Background info: Robert Browning based his poem on a real-life figure, a French woman named Madame de Brinvilliers, a notorious serial killer who had her head chopped off in the seventeenth century. Her story is super-creepy, but also kind of fascinatingwe can definitely see why Browning based a poem on her.

Different interpretations: One could argue that the speaker has never actually been involved with her beloved, since she gives no direct proof of a relationship. Further, they may not even know she feels so strongly and so makes her imagining what theyre saying about her The Laboratory does not fit modern ideas about Victorian values - which are usually depicted as virtuous, and concerned, with happy family relationships. Browning, whose home life with his wife was mostly very happy, is careful to set his more extreme poems in past times and civilizations (he does so, for instance, in My Last Duchess and other pieces like Porphyria's Lover and Childe Roland to the Dark Tower Came).

Symbolism
Glass mask : A glass mask is definitely not a warm image - contributes to the atmosphere of coldness, danger, and isolation that runs through the poem.
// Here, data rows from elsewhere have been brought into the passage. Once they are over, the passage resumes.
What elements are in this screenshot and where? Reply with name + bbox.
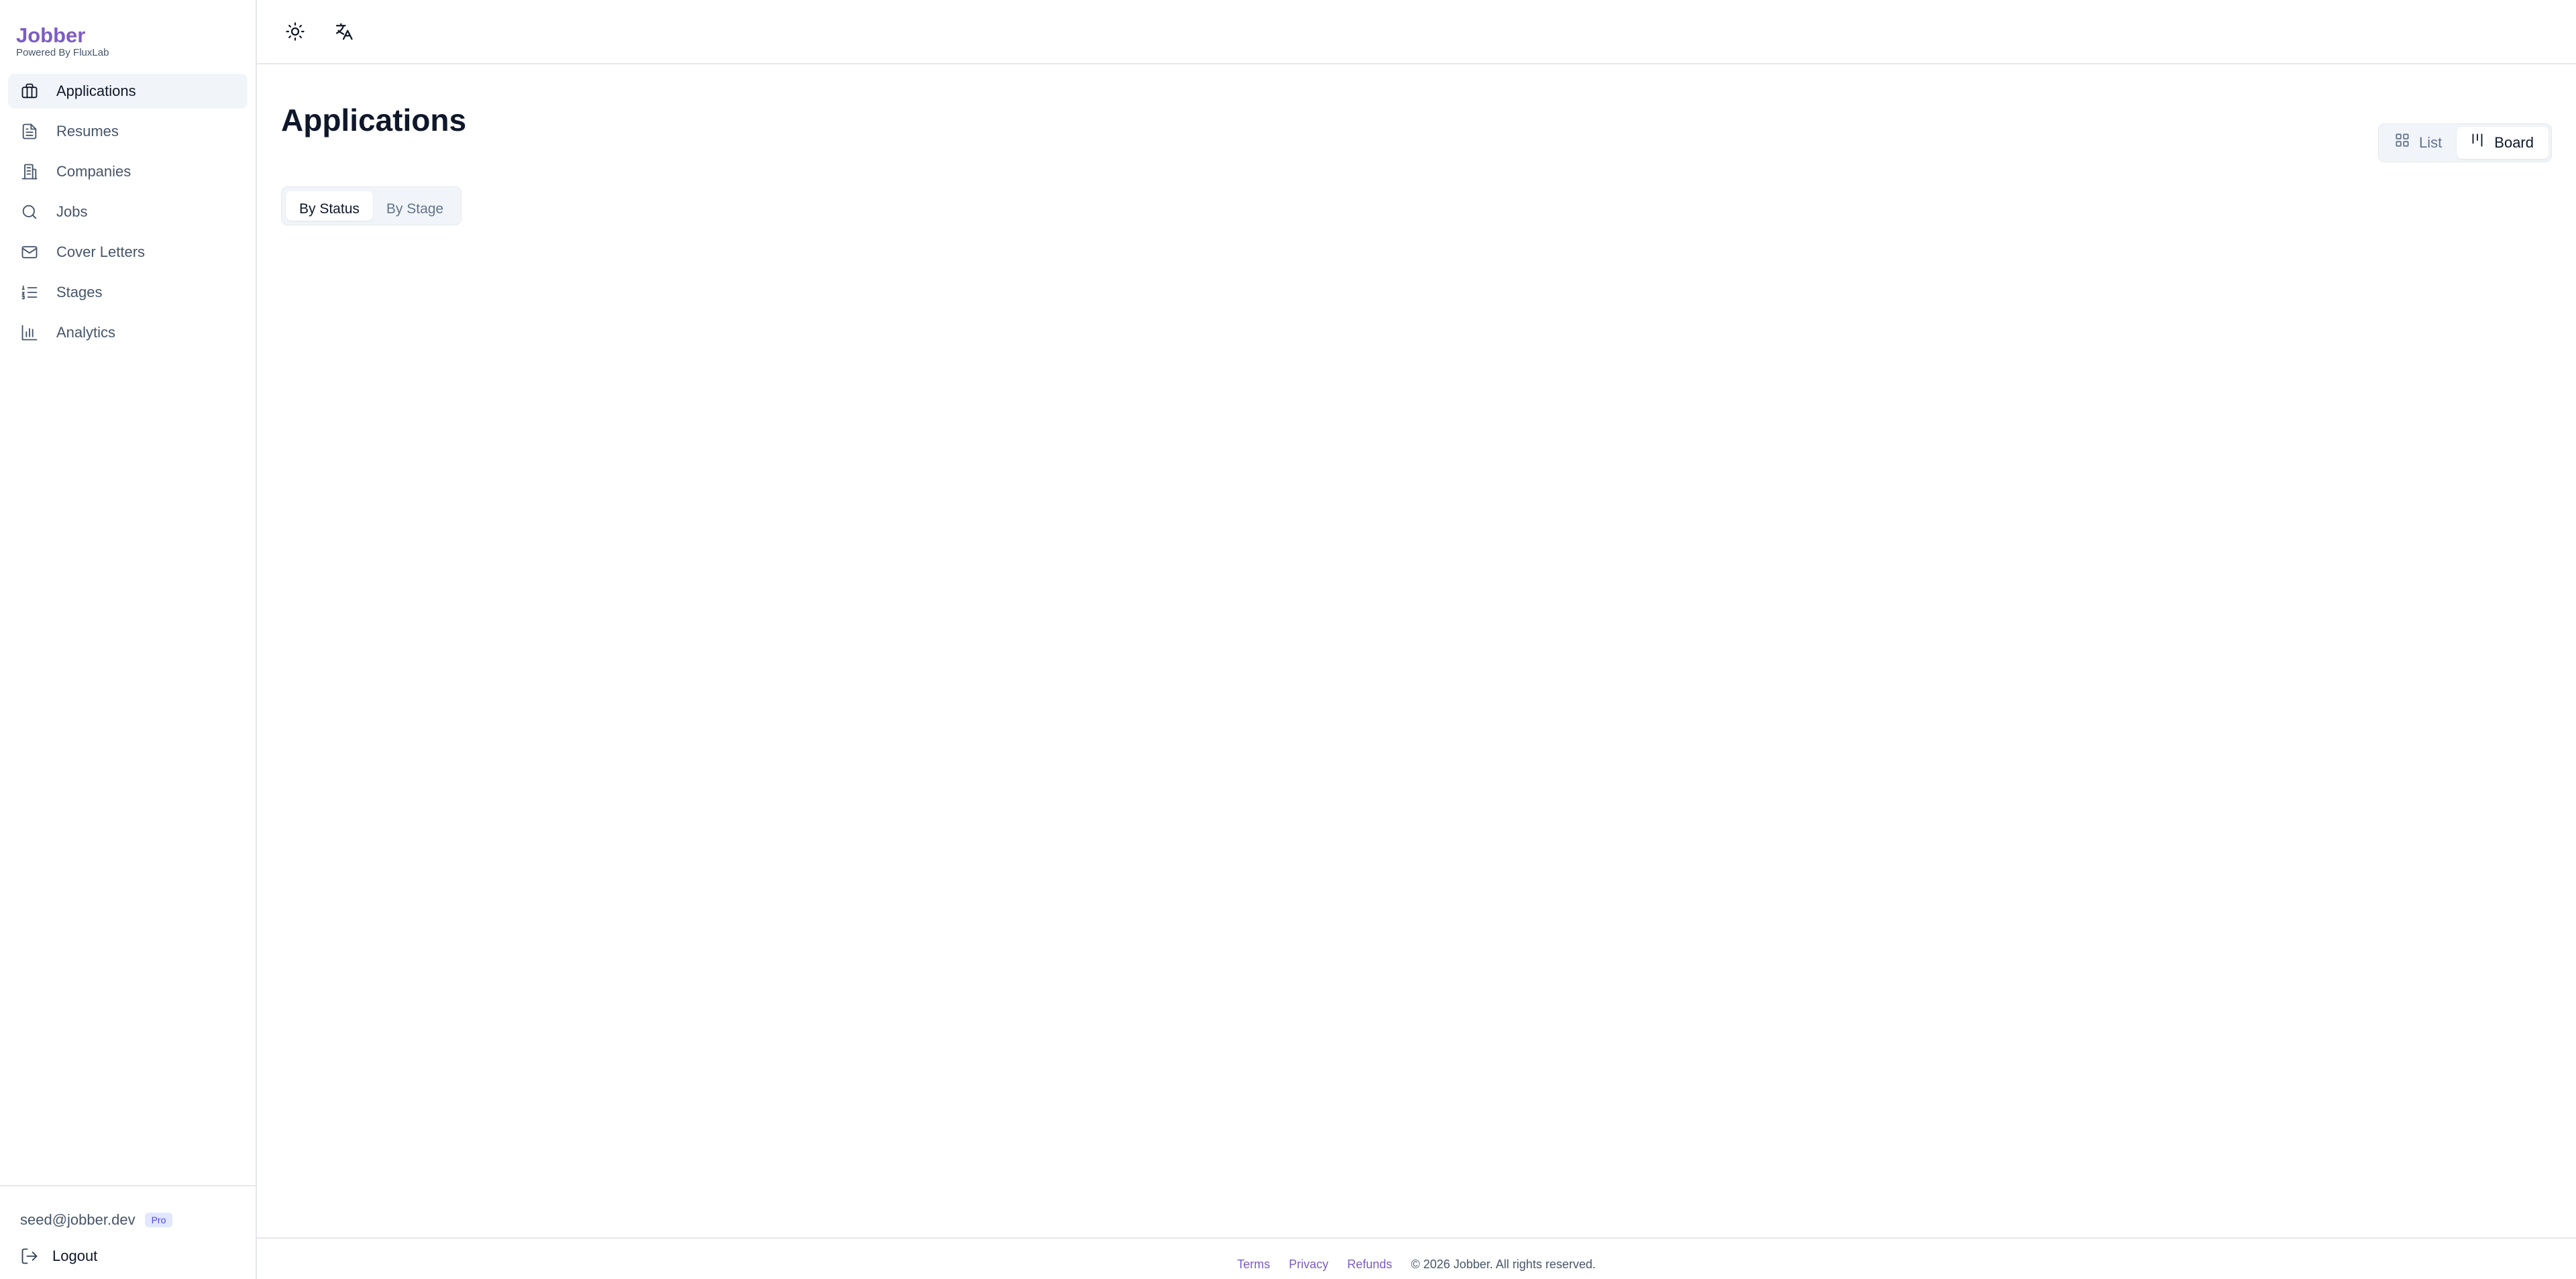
page-footer: Terms Privacy Refunds © 2026 Jobber. All… — [257, 1237, 2576, 1279]
logout-button[interactable]: Logout — [0, 1236, 256, 1276]
sidebar-item-jobs[interactable]: Jobs — [8, 194, 248, 229]
tab-by-status[interactable]: By Status — [286, 191, 373, 221]
bar-chart-icon — [20, 323, 39, 342]
sidebar-item-stages[interactable]: Stages — [8, 275, 248, 310]
briefcase-icon — [20, 82, 39, 101]
main-area: Applications List Board By Status By Sta… — [257, 0, 2576, 1279]
board-view-label: Board — [2494, 134, 2534, 151]
user-info: seed@jobber.dev Pro — [0, 1186, 256, 1231]
sidebar-item-applications[interactable]: Applications — [8, 74, 248, 109]
mail-icon — [20, 243, 39, 262]
kanban-icon — [2472, 133, 2483, 147]
building-icon — [20, 162, 39, 181]
brand-title: Jobber — [16, 23, 86, 47]
sidebar-item-cover-letters[interactable]: Cover Letters — [8, 235, 248, 270]
page-title: Applications — [281, 103, 467, 137]
board-view-button[interactable]: Board — [2457, 127, 2548, 159]
terms-link[interactable]: Terms — [1237, 1258, 1270, 1272]
sidebar-item-label: Applications — [56, 82, 136, 99]
logout-icon — [20, 1247, 39, 1266]
sidebar-item-label: Companies — [56, 163, 131, 180]
tab-by-stage[interactable]: By Stage — [373, 191, 457, 221]
search-icon — [20, 203, 39, 221]
sidebar-item-label: Resumes — [56, 123, 119, 140]
refunds-link[interactable]: Refunds — [1347, 1258, 1392, 1272]
sun-icon — [286, 22, 305, 41]
list-view-label: List — [2419, 134, 2443, 151]
grouping-tabs: By Status By Stage — [281, 186, 462, 225]
copyright-text: © 2026 Jobber. All rights reserved. — [1411, 1257, 1596, 1271]
sidebar-item-companies[interactable]: Companies — [8, 154, 248, 189]
app-root: Jobber Powered By FluxLab Applications R… — [0, 0, 2576, 1279]
sidebar-item-label: Analytics — [56, 324, 116, 341]
sidebar-nav: Applications Resumes Companies Jobs Cove… — [0, 64, 256, 355]
sidebar-item-label: Stages — [56, 284, 103, 300]
sidebar-item-label: Cover Letters — [56, 243, 146, 260]
list-ordered-icon — [20, 283, 39, 302]
list-view-button[interactable]: List — [2381, 127, 2457, 159]
plan-badge: Pro — [144, 1213, 173, 1227]
brand[interactable]: Jobber Powered By FluxLab — [0, 0, 256, 64]
view-toggle: List Board — [2378, 123, 2552, 162]
brand-subtitle: Powered By FluxLab — [16, 47, 109, 58]
user-email: seed@jobber.dev — [20, 1211, 136, 1228]
sidebar-item-resumes[interactable]: Resumes — [8, 114, 248, 149]
theme-toggle-button[interactable] — [281, 17, 309, 46]
privacy-link[interactable]: Privacy — [1289, 1258, 1328, 1272]
translate-icon — [335, 23, 353, 40]
sidebar-item-label: Jobs — [56, 203, 88, 220]
logout-label: Logout — [52, 1247, 98, 1264]
language-button[interactable] — [329, 17, 358, 46]
file-text-icon — [20, 122, 39, 141]
topbar — [257, 0, 2576, 64]
sidebar-footer: seed@jobber.dev Pro Logout — [0, 1185, 256, 1279]
sidebar: Jobber Powered By FluxLab Applications R… — [0, 0, 257, 1279]
grid-icon — [2396, 133, 2409, 147]
sidebar-item-analytics[interactable]: Analytics — [8, 315, 248, 350]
You'd only need a glass mask if you were working with something dangerous. Line 41: Near the end of the poem, she takes off the mask - mask is a symbol of her dirty poisonous schemes, it also represents safety, caution, and protection. She's willing to toss all that out the window in order to accomplish her goal. The kings: The first time she brings up the King's, she mentions men and dancing. The association of those words tells us a lot about our speaker. For her, the court is all about pleasure and having men pay attention to her (or "wait me" as she puts it) shows her vanity?
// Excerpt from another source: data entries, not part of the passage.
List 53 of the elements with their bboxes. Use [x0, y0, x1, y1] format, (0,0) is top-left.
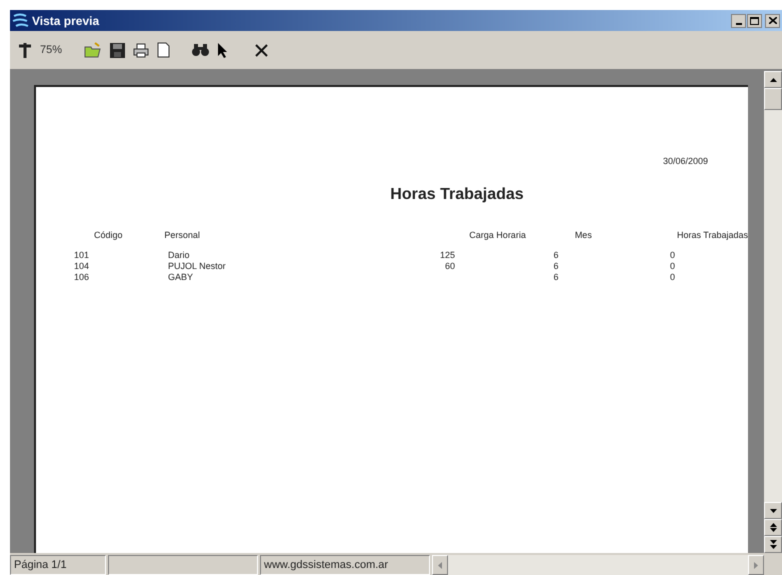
table-cell: 0: [670, 272, 675, 282]
right-arrow-icon: [754, 562, 758, 568]
page-icon[interactable]: [157, 42, 170, 58]
table-cell: 125: [440, 250, 455, 260]
down-arrow-icon: [770, 508, 776, 512]
table-cell: 101: [74, 250, 90, 260]
website-url: www.gdssistemas.com.ar: [260, 555, 430, 575]
column-header: Código: [94, 230, 123, 240]
maximize-icon: [750, 16, 759, 24]
print-icon[interactable]: [133, 42, 150, 58]
table-cell: 104: [74, 261, 90, 272]
maximize-button[interactable]: [747, 14, 762, 28]
next-page-button[interactable]: [764, 536, 782, 553]
minimize-icon: [736, 22, 742, 24]
page-indicator: Página 1/1: [10, 555, 106, 575]
left-arrow-icon: [438, 562, 442, 568]
up-arrow-icon: [770, 78, 776, 82]
report-title: Horas Trabajadas: [390, 184, 524, 204]
folder-icon[interactable]: [84, 42, 102, 58]
column-header: Personal: [164, 230, 200, 240]
table-cell: PUJOL Nestor: [168, 261, 226, 272]
table-cell: Dario: [168, 250, 190, 260]
table-cell: 6: [553, 250, 558, 260]
scroll-left-button[interactable]: [432, 555, 448, 575]
close-icon: [768, 17, 776, 24]
window-title: Vista previa: [32, 12, 100, 30]
table-cell: 106: [74, 272, 90, 282]
table-cell: 0: [670, 250, 675, 260]
close-icon[interactable]: [255, 44, 268, 56]
close-button[interactable]: [765, 14, 780, 28]
table-cell: 0: [670, 261, 675, 272]
save-icon[interactable]: [110, 42, 126, 58]
horizontal-scrollbar[interactable]: [432, 555, 764, 575]
table-cell: 60: [444, 261, 455, 272]
previous-page-button[interactable]: [764, 519, 782, 536]
double-down-arrow-icon: [770, 540, 776, 549]
double-arrow-icon: [770, 523, 776, 532]
column-header: Horas Trabajadas: [676, 230, 748, 240]
table-cell: GABY: [168, 272, 194, 282]
report-date: 30/06/2009: [662, 155, 708, 168]
zoom-level[interactable]: 75%: [40, 42, 62, 58]
table-cell: 6: [553, 261, 558, 272]
scroll-up-button[interactable]: [764, 71, 782, 88]
binoculars-icon[interactable]: [192, 43, 210, 57]
column-header: Carga Horaria: [469, 230, 526, 240]
vertical-scrollbar[interactable]: [764, 71, 782, 553]
scroll-thumb[interactable]: [764, 88, 782, 110]
scroll-down-button[interactable]: [764, 502, 782, 519]
minimize-button[interactable]: [731, 14, 746, 28]
scroll-right-button[interactable]: [748, 555, 764, 575]
app-logo-icon: [12, 12, 30, 28]
column-header: Mes: [574, 230, 592, 240]
table-cell: 6: [553, 272, 558, 282]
The speaker: The voice is wonderfully captured, and we see that this woman is enlivened by more than just revenge; she is invigorated by the power that murder allows her to have. She shows something of herself - she appears to be wealthy and mixes in the highest society. But she is very different from the Duke of Ferrara, who merely speaks a word, and silences his wife forever. This character is personally weak - unable to use her position or forceful speech to change her situation. She does not use open enmity - yet resorts to stealth. She cannot keep a man's love, but almost flirts with the old man who mixes the poison - she offers him a kiss, as if she were voluptuous and desirable, but we know that she cannot compete with her rival. When she calls herself "little" and a "minion", she perhaps tries to show what others think of her.
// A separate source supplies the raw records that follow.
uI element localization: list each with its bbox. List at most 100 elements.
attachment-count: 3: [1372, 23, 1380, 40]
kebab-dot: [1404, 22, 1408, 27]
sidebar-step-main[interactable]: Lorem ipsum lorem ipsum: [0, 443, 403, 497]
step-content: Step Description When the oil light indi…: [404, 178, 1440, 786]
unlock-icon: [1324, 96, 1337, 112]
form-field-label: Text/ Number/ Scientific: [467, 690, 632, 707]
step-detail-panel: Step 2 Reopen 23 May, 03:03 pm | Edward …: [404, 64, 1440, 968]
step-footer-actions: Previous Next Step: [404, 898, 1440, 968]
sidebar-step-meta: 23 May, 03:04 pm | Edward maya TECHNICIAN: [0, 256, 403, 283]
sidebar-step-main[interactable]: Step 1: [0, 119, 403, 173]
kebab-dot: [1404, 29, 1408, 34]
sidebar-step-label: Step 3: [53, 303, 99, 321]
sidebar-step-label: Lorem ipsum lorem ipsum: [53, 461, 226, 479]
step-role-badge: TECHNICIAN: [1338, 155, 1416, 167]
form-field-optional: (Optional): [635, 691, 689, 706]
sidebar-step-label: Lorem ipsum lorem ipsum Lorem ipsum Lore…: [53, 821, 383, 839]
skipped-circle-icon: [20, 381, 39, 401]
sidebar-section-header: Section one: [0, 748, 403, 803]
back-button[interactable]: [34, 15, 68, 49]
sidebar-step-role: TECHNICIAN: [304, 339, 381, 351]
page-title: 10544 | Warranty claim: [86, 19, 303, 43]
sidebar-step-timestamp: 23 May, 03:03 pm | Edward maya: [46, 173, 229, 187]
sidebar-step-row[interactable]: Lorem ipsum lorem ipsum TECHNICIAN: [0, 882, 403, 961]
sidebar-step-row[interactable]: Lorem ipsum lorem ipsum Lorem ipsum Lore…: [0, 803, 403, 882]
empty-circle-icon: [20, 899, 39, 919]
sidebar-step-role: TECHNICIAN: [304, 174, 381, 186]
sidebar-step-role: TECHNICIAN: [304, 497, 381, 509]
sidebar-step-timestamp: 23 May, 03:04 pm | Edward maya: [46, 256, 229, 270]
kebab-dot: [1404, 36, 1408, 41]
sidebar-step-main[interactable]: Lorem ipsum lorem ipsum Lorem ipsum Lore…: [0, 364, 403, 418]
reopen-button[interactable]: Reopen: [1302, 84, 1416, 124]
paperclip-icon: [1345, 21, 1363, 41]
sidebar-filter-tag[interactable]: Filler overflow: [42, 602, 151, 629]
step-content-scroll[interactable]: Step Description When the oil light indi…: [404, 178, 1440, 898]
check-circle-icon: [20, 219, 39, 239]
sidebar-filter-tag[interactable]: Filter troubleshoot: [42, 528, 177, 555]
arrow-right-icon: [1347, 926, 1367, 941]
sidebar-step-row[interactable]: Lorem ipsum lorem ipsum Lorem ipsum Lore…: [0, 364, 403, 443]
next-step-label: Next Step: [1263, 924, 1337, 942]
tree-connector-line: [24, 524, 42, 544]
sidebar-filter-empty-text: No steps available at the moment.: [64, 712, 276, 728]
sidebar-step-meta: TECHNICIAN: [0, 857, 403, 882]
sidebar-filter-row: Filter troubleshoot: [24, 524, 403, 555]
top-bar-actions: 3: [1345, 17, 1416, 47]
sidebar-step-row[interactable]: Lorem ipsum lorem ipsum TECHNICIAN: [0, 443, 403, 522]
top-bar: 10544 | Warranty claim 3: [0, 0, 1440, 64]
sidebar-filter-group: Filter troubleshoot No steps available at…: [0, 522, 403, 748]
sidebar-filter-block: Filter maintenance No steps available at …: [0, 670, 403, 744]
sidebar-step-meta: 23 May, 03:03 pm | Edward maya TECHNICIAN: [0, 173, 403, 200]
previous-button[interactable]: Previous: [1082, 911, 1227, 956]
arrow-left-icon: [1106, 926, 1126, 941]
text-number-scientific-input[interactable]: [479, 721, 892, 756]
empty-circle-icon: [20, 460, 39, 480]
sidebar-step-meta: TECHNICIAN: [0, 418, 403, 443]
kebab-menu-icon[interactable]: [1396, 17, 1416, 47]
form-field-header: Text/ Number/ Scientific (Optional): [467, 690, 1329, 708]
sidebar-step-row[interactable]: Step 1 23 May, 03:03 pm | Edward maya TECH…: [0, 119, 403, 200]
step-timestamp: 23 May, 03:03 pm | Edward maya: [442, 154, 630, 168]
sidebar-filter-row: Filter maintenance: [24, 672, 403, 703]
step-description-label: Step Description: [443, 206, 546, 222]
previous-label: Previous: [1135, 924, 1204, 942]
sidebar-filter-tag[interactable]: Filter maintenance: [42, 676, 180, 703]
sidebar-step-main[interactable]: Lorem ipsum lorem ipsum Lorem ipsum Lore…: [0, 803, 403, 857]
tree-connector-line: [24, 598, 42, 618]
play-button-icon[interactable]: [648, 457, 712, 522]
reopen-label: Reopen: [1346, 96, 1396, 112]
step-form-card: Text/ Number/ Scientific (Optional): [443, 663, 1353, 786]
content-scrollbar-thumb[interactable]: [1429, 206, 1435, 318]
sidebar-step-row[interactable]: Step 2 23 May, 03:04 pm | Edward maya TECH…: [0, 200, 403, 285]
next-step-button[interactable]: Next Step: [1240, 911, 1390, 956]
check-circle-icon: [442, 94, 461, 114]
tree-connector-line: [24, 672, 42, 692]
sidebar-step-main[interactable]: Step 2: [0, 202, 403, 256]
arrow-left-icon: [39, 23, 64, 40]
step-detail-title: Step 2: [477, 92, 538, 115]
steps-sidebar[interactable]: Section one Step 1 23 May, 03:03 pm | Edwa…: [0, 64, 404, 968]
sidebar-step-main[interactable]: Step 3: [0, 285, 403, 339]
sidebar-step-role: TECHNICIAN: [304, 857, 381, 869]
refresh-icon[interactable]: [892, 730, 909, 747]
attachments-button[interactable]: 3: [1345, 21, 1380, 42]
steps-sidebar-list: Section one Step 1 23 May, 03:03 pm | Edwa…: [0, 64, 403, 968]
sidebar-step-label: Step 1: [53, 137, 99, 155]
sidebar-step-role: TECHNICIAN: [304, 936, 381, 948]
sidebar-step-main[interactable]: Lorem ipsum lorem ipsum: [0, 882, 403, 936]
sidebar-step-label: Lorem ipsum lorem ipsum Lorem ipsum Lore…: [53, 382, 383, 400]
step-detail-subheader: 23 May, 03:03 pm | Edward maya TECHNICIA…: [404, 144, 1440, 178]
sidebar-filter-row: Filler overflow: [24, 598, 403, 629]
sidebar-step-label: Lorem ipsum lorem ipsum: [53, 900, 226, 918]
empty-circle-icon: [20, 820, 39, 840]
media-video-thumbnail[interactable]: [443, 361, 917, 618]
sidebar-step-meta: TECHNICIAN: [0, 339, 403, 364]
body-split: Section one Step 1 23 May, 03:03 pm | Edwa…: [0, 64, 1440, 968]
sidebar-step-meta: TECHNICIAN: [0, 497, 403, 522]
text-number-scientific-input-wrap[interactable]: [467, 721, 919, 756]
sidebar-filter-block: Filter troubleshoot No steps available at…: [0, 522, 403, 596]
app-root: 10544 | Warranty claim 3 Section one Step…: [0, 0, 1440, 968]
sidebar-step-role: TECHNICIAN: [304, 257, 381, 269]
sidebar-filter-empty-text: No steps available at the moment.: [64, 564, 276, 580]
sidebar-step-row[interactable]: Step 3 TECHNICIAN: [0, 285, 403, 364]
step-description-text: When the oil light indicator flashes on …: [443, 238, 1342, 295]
Form The metre is anapaestic (two unstressed syllables, followed by a stressed one) - and this creates a rather jaunty effect, which seems unsuited to the poem's subject, if we take it too seriously ; Browning intends the poem to be perhaps almost comic, over the top and melodramatic - it has some of the qualities of a popular horror film, where the characters and situations are grotesque and outrageous.

Contrast

- Browning repeatedly points up the contrast between the luxury and opulence of the court and the grimness of the laboratory. Contrast : Psychologically, her resentment could be motivated by class expectations. She considers herself a "minion," which probably means a lady-in-waiting or some low-level servant, whereas her competitors are not so lowly. Minion could also be reference to physical looks? There is also some incongruity between the formal politeness of the speaker, saying "prithee", and the grim nature of her request.